Morgan and Wife v. Meek

2 Tenn. 168 | Tenn. | 1811

This was an action of detinue, brought by the plaintiffs for the recovery of two negroes, and damages for the detention of them. The declaration states the negroes to be the property of the plaintiffs, and to be detailed by the defendant, who has refused to deliver them, but converted them to his own use, to the damage of the plaintiff.

The defendant pleaded not guilty of the detention, as charged in the plaintiff's declaration; on which issue was joined. On the trial the jury found a verdict for the plaintiffs; whereupon the defendant applied to the Circuit Court to arrest the judgment on the verdict, on the ground that the damages are laid to the plaintiffs, when, as is alleged, it appears from the declaration, the cause of action accrued to the husband alone. The plaintiff then applied to the Court for leave to amend his declaration, by laying the injury to be to the husband alone; which the Court refused, but gave judgment for the defendant; from which judgment the plaintiffs prayed a writ of error, by which the cause is brought into this court.
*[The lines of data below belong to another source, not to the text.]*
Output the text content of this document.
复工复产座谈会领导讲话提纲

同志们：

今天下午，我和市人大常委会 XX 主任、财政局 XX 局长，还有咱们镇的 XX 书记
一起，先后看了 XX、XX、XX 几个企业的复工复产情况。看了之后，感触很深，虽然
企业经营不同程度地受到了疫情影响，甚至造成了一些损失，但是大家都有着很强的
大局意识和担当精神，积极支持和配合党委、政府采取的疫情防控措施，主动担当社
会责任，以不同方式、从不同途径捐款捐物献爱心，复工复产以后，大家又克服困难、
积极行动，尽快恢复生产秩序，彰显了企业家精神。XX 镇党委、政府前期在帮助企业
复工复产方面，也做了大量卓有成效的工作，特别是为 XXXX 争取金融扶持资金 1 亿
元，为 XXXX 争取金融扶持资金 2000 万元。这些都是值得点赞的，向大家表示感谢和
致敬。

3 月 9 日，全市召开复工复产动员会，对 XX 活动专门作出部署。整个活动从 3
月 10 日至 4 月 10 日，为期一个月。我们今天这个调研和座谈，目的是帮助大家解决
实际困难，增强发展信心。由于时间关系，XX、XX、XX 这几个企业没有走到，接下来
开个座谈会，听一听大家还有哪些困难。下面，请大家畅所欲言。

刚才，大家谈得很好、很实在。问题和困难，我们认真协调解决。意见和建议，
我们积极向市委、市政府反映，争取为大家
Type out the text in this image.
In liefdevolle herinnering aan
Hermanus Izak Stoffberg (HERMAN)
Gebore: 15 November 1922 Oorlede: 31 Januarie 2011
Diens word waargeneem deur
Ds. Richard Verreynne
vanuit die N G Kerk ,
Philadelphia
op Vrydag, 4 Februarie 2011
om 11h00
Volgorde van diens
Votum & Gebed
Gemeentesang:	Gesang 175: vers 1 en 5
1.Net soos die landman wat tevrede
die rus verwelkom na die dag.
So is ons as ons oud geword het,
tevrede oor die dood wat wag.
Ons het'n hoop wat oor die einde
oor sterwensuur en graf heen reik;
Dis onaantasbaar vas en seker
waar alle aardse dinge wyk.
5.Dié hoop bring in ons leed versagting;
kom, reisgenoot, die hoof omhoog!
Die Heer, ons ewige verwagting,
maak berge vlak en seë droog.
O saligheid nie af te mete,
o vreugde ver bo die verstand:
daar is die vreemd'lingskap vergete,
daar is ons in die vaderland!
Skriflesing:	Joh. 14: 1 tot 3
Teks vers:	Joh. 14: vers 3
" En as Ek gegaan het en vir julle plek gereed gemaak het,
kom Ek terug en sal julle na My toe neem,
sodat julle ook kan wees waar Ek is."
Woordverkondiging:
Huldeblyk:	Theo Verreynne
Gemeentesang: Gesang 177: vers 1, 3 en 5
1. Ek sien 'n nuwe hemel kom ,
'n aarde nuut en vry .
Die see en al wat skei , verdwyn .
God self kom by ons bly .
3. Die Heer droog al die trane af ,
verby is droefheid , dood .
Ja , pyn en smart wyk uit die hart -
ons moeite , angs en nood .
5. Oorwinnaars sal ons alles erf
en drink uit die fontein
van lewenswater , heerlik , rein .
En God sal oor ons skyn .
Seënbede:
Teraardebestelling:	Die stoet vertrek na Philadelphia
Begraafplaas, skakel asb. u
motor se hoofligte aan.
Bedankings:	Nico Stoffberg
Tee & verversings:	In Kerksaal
On the part of the plaintiffs in error, it is contended, first, that the injury is correctly laid to the damage of husband and wife; and secondly, that, if the declaration is in this respect faulty, the Circuit Court erred in refusing to permit the amendment.

On the part of the defendant in error, it is insisted that the negroes being charged to have been lost from the possession of the husband and wife, and the possession of the wife being the possession of the husband, the action ought to have been in the name of the husband alone; and, secondly, that as the amendment was prayed at a subsequent term after the rendering of the verdict, the Circuit Court were not authorized to permit it.

Throughout the record, from the comencement, many inaccuracies are to be found. Neither the declaration, plea, nor verdict is considered strictly formal. But we are clearly of opinion that there was no such substantial defect as would authorize the Court, after a verdict on the merits of the cause, to refuse the plaintiff a judgment in pursuance of that verdict. Both the courts in England and in this *170 country have uniformly, for a long time past, strongly leaned against all attempts, after an investigation of a cause on its merits, to defeat the successful party by nice objections to the form of proceeding; and it has evidently been the object of the legislature, as far as possible, to aid the courts in their attempts to do substantial justice, although objections to the mode of proceeding might exist.

In this case, it is not perceived that the defendant could have been injured by a defect in the record. The declaration states the negroes to, be the property of the husband and wife, and charges that they are detained by the defendant; this is all that was necessary to have been stated to entitle them to their action. The defendant has denied the whole declaration; an investigation has been had, and each party has been permitted to contest the allegations of the other. The result has been a verdict for the plaintiffs, by which it is ascertained that they have supported by proof every material allegation in their declaration. At this stage of the proceedings, to turn the plaintiffs out of court would certainly be to decide against the real merits of the cause. We give no opinion on the question respecting the amendment, because we are satisfied that, if there are any defects in this record of which the defendant could at any time have availed himself, it was incumbent on him to have taken advantage of them at an earlier stage in the cause, and that his exceptions after verdict come too late. We are therefore of opinion that the judgment of the Circuit Court must be reversed, and that judgment must be given for the plaintiffs, in conformity with the verdict.